Determined to reach as many farmers as possible, Sesi participated in various start-up support programmes. He emerged as the overall winner of the GoGettaz Agripreneur Prize, an award for African agri-food innovators and entrepreneurs who are developing solutions for the agriculture value chain, in 2019.

“We won the overall US$50,000 prize.”

This prize helped him to scale both production and human resources.

“We have about 25 people in our team and that tells you that our wage bill every month is substantial and we’re making progress. We also have our field team who are in charge of providing services that we provide to farmers,” he explains.

Over 5,000 farmers have now tried out the device, although uptake has been slower than Sesi and his young team anticipated. “There’s very slow adoption to new technology and so we have not seen the kind of rapid adoption that we are looking at.”

However, feedback from the current pool of users keeps Sesi and his team motivated.

“For instance, poultry farmers use our device to check the moisture content of the different components of the feed before they put it together. When they do that they tell us that once they know the moisture content they see the quality of the feed is high, productivity is high and their birds don’t suffer from diseases because our device helps them.”

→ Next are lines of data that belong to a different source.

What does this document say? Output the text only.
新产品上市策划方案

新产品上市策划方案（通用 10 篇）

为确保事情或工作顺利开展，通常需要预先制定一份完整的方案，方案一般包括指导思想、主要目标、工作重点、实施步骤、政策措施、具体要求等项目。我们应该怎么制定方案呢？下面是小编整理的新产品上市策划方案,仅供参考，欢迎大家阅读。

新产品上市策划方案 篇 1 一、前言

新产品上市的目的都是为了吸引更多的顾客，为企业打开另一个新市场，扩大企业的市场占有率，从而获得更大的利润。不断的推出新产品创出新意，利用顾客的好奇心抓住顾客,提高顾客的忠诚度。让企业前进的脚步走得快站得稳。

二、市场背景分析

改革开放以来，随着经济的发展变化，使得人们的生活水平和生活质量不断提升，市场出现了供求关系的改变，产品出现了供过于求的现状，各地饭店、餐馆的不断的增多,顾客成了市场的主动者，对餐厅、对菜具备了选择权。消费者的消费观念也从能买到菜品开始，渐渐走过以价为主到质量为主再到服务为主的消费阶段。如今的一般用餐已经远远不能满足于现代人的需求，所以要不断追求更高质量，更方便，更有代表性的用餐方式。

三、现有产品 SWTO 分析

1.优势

In an earlier interview with How we made it in Africa, Sesi said his biggest mistake was underestimating how long it would take to build the product. “We were new to building commercial hardware products and we didn’t anticipate all the challenges we would face along the way. This led to us overpromising our biggest customer who had made a huge bet on us. It almost caused our downfall. Now we know better.”

Sesi is optimistic about growth and is eyeing a local manufacturing facility employing skilled engineers to increase production capacity and push mass adoption of the GrainMate device.

“In the end, the goal is to be able to produce and assemble more,” he says.